House sets oil export vote for next week

The House is set to vote on lifting a 40-year-old ban on crude oil exports next week, after scrapping a tentative plan to do so before the end of September.

A spokesman for House Majority Leader Kevin McCarthy confirmed the plan in a two-word email response to the Washington Examiner: “next week.”

The House Rules Committee on Monday began collecting amendments to the bill, which advanced out of the Energy and Commerce Committee in September. The rule would lift the 1970s ban on exporting crude oil from the U.S. in an effort to boost job development and investment in America’s oil and gas infrastructure.

As a result of hydraulic fracturing, or fracking, the U.S. has become the largest producer of oil and natural gas in the world. The bill, introduced by former energy Chairman Joe Barton of Texas, removes the federal restrictions put in place after the Arab oil embargo.

“It’s time that Congress considers revising the ban on crude oil exports,” said Energy and Commerce Committee Chairman Fred Upton of Michigan upon backing the measure this summer. “Oil exports can be a win for the American people and a win for our allies.”

On Wednesday, the Congressional Budget Office, the federal nonpartisan research arm, issued a study showing the ban has led to more than $1 trillion in lost profits for U.S. producers over the past four decades.

The report also said that the bill “would reduce net direct spending by $1.4 billion over the 2016-2025 period by increasing offsetting receipts from federal oil and gas leases.”

Oil producers quickly seized on the study to demonstrate that lifting the ban would expand the economy, while raising revenue for the government. At the same time, critics of the bill played up the fact that removing the ban would raise gasoline prices and harm the economy. Many Democrats oppose the measure based on the fear it would raise fuel costs for consumers.

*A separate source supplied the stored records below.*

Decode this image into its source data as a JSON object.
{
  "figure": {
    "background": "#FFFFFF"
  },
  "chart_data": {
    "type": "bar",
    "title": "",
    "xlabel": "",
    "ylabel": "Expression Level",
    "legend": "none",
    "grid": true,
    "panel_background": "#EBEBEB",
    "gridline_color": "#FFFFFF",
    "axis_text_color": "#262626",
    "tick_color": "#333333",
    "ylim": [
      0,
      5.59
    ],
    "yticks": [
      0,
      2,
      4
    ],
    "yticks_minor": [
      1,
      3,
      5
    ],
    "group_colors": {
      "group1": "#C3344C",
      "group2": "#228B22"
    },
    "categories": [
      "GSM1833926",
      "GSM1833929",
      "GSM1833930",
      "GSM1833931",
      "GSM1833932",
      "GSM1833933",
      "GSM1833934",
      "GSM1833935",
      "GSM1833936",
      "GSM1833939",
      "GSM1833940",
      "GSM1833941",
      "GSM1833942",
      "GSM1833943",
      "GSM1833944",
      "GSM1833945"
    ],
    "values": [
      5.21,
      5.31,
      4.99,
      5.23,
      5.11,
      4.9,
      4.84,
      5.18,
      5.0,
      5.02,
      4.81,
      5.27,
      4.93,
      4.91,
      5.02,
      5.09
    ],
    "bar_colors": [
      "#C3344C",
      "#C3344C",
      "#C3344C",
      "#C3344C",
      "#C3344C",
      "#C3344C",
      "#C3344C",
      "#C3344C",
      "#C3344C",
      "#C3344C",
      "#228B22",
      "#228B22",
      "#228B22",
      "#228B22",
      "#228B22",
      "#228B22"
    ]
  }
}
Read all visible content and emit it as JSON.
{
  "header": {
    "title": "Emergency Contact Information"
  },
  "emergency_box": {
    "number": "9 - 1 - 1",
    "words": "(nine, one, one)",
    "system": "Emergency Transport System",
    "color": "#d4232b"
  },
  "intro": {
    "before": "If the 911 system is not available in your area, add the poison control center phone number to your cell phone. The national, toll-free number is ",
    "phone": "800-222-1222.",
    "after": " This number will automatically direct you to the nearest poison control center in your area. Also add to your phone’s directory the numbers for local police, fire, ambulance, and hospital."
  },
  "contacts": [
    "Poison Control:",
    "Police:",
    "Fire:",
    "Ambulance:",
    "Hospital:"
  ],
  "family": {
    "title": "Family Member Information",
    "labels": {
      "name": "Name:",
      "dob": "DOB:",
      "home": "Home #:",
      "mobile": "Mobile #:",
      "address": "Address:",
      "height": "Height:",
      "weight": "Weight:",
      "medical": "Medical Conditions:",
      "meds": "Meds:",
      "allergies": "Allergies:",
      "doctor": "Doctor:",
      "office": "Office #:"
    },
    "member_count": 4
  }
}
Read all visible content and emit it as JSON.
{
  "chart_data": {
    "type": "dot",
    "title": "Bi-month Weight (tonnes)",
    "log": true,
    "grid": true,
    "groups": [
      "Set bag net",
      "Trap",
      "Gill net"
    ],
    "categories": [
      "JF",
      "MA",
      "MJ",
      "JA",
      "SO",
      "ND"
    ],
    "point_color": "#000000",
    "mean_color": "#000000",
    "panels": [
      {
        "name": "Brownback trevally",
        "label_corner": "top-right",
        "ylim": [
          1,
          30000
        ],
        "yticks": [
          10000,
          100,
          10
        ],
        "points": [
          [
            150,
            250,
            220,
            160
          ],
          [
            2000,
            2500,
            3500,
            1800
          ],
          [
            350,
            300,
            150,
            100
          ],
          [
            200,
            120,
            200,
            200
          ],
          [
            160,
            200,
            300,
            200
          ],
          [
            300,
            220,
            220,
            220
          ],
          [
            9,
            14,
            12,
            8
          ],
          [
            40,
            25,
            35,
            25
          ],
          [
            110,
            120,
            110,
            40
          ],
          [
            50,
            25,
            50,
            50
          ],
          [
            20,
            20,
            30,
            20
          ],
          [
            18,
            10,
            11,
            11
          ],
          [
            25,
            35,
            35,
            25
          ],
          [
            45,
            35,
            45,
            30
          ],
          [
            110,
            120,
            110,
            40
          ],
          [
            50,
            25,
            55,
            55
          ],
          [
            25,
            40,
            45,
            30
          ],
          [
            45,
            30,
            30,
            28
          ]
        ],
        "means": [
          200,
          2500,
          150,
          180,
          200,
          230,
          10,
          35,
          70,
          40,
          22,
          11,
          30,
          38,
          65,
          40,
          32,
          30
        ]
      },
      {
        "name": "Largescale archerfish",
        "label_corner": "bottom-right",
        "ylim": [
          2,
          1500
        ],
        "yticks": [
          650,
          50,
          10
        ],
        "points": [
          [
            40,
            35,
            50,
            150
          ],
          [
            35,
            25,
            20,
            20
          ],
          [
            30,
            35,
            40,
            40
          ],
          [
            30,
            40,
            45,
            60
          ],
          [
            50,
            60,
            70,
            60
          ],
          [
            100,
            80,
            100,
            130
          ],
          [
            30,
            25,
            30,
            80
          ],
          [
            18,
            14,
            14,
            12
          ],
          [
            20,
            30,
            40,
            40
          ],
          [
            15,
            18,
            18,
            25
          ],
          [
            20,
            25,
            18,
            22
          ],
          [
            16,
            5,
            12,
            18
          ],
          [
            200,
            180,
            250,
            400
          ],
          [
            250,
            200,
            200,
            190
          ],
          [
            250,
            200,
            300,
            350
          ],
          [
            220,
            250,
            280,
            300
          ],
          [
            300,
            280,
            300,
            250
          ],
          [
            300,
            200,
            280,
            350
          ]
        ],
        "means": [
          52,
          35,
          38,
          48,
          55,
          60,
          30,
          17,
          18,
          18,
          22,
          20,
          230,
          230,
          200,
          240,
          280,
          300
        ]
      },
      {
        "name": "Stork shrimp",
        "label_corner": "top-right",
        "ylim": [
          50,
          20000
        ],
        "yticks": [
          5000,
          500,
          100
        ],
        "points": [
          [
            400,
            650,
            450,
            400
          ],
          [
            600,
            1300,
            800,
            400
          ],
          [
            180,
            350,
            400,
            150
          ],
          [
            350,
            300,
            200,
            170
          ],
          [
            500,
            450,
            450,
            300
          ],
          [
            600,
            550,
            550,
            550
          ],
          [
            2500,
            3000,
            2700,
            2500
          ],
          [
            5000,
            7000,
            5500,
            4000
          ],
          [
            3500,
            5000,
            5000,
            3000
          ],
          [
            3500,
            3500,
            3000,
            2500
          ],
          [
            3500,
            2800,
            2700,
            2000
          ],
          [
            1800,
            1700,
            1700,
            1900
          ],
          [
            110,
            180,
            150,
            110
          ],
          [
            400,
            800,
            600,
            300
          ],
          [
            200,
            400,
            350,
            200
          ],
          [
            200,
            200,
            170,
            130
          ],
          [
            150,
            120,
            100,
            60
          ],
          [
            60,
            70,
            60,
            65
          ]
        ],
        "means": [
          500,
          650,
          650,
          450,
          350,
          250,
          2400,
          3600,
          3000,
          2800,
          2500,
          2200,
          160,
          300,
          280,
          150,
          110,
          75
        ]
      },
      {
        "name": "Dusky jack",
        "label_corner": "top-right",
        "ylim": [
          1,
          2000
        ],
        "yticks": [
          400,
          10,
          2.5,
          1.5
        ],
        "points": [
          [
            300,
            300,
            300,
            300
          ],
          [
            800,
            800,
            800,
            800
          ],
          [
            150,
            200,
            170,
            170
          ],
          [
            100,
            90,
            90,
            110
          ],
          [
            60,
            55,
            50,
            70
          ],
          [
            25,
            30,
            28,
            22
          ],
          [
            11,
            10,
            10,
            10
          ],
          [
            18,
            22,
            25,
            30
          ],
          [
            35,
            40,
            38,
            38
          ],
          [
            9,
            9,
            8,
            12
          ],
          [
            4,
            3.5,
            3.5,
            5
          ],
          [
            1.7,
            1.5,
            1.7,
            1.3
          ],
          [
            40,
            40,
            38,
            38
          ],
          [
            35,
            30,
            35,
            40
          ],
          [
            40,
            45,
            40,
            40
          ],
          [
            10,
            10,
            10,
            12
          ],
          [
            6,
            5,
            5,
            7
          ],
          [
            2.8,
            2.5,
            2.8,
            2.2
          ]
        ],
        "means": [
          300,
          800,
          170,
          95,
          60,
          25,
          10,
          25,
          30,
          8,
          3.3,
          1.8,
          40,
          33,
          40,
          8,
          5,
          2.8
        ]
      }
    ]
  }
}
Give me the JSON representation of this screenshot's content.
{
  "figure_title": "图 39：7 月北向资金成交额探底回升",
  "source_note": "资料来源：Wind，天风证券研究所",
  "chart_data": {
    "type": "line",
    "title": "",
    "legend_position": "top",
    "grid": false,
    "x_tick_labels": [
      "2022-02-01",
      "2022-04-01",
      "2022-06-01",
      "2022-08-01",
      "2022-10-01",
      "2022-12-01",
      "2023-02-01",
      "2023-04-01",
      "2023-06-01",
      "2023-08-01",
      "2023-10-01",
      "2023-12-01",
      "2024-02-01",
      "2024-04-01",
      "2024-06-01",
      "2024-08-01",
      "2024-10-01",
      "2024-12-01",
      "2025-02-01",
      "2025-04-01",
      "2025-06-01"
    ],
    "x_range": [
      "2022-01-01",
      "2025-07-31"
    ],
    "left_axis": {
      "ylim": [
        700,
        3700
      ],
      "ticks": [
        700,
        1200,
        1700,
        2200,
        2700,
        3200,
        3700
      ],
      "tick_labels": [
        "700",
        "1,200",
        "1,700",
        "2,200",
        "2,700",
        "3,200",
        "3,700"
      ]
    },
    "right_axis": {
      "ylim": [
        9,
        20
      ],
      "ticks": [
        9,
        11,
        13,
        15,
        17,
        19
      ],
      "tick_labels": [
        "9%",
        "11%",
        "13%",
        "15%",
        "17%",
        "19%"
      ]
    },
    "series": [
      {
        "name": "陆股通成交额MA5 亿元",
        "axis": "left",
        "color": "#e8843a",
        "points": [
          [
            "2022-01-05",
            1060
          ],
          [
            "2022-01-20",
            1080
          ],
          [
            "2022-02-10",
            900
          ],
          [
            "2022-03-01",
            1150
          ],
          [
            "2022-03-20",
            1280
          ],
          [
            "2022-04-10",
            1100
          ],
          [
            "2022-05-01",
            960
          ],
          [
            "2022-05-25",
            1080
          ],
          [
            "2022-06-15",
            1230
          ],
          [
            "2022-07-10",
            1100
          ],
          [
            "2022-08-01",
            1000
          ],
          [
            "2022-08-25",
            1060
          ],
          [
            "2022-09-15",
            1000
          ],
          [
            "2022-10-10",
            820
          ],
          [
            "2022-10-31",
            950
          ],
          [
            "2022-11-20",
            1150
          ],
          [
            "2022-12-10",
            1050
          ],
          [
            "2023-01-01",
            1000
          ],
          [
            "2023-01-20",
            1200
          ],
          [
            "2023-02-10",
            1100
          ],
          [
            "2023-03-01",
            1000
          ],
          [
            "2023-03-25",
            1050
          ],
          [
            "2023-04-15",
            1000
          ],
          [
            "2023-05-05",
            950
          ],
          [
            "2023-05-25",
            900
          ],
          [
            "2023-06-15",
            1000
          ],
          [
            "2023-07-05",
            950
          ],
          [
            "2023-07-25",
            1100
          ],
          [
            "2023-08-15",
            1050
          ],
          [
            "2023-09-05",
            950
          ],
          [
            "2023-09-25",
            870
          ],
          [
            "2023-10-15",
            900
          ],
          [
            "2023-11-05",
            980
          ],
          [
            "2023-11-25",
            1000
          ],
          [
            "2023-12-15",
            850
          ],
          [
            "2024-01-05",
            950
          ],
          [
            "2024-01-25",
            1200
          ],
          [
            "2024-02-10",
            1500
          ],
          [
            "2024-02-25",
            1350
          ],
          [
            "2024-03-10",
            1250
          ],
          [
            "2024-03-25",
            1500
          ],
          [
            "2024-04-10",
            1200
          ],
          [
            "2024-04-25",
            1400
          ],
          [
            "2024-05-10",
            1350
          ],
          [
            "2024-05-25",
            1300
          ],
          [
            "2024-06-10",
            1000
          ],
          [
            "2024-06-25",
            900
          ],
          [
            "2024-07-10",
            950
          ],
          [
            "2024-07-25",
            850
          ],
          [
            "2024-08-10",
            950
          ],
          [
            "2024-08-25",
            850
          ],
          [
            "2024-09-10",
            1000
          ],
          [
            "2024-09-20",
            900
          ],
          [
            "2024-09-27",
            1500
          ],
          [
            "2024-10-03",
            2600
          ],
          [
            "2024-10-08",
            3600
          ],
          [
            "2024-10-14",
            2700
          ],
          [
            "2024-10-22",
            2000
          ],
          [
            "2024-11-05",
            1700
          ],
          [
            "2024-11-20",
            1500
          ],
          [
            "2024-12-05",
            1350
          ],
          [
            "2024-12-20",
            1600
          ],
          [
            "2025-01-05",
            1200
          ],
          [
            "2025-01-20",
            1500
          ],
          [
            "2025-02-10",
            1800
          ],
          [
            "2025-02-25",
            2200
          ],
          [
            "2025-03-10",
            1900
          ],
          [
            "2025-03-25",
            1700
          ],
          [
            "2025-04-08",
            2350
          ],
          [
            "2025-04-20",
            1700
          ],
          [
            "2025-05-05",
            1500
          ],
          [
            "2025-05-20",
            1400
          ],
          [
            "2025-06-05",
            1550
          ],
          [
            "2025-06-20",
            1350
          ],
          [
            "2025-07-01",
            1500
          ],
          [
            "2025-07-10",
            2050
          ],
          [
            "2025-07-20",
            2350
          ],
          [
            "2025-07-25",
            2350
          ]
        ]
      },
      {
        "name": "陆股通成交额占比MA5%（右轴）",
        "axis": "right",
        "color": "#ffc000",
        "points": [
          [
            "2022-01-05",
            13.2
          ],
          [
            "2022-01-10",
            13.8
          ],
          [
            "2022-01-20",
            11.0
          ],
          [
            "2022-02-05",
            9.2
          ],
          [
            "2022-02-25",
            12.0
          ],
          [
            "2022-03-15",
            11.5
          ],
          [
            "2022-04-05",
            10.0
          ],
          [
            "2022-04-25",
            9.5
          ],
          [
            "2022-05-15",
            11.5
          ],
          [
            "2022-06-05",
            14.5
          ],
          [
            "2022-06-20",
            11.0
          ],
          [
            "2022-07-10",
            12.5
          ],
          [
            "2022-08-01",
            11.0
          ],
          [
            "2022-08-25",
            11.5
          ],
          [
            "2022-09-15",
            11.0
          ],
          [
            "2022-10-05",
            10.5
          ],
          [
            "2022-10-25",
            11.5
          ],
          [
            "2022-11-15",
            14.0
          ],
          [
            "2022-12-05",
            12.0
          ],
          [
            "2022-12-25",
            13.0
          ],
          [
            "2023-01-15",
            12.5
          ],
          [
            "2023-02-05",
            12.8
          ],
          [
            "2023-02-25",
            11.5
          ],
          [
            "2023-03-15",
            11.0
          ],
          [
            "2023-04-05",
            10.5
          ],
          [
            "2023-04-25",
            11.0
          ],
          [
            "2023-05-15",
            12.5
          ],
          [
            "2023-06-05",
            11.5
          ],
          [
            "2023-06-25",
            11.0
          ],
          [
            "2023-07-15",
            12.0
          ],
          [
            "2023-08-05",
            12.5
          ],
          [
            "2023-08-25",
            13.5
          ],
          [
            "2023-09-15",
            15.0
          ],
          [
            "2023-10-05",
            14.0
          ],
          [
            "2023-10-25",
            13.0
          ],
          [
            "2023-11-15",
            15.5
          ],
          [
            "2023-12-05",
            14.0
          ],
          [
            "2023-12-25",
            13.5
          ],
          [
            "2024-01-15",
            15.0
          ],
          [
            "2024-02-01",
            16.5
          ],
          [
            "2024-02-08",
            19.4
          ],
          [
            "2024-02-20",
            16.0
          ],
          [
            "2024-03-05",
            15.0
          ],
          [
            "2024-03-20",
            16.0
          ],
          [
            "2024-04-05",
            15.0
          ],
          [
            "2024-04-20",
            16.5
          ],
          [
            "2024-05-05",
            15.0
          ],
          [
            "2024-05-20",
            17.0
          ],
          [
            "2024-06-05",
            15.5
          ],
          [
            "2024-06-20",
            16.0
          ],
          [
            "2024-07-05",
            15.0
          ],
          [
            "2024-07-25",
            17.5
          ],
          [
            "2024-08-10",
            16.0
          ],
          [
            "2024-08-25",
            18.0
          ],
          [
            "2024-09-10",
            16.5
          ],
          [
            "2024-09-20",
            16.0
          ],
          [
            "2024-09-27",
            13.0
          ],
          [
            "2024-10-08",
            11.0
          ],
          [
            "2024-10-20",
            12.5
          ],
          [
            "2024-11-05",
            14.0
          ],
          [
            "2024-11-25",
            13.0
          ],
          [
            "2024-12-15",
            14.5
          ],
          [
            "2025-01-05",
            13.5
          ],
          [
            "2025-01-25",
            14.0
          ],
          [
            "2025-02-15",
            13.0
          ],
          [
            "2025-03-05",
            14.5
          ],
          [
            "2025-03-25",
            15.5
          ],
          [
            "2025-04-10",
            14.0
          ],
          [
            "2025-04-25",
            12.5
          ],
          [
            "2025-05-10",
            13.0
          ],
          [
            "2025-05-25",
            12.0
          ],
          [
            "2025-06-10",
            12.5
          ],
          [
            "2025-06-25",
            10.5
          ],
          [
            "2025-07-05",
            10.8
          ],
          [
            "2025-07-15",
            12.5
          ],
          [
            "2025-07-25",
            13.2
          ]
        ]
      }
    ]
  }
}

The Crude Coalition, a group of East Coast refiners fighting the legislation, touted the budget office’s findings that repealing the ban would raise the cost of oil by $2.50 at the well.

The coalition says that would translate into higher gasoline prices.

“Higher crude prices mean higher prices at the pump,” according to a statement from the group. “The price of crude oil is the largest component in the price of gasoline.”

The report comes after a study by the Energy Information Administration earlier this summer said the price of gasoline would drop as a result of repealing the ban, which proponents have used to persuade critics to support the legislation.

The Senate is pushing forward with its own bill, which was passed out of the Energy and Natural Resources Committee in July along a strict party-line vote. But that’s not the only bill out there. The Senate Banking Committee is taking up a bill introduced by Democrat Heidi Heitkamp of North Dakota, which could bring more support from the minority party.

The committee is expected to vote on the bill Thursday, moving two bills to the Senate floor for consideration. It is not known when the bill will come up for a vote. Senate leadership has been coy on the legislation, as many analysts and observers say it faces an uphill battle there.

There is also an issue of priorities, as Senate Majority Leader Mitch McConnell is preparing to go after President Obama’s climate change agenda by passing a resolution opposing the Clean Power Plan.

The plan is the centerpiece of Obama’s climate agenda and a top Republican target. McConnell, who hails from the coal state of Kentucky, says the rules will close power plants and lead to higher energy prices and a less reliable grid.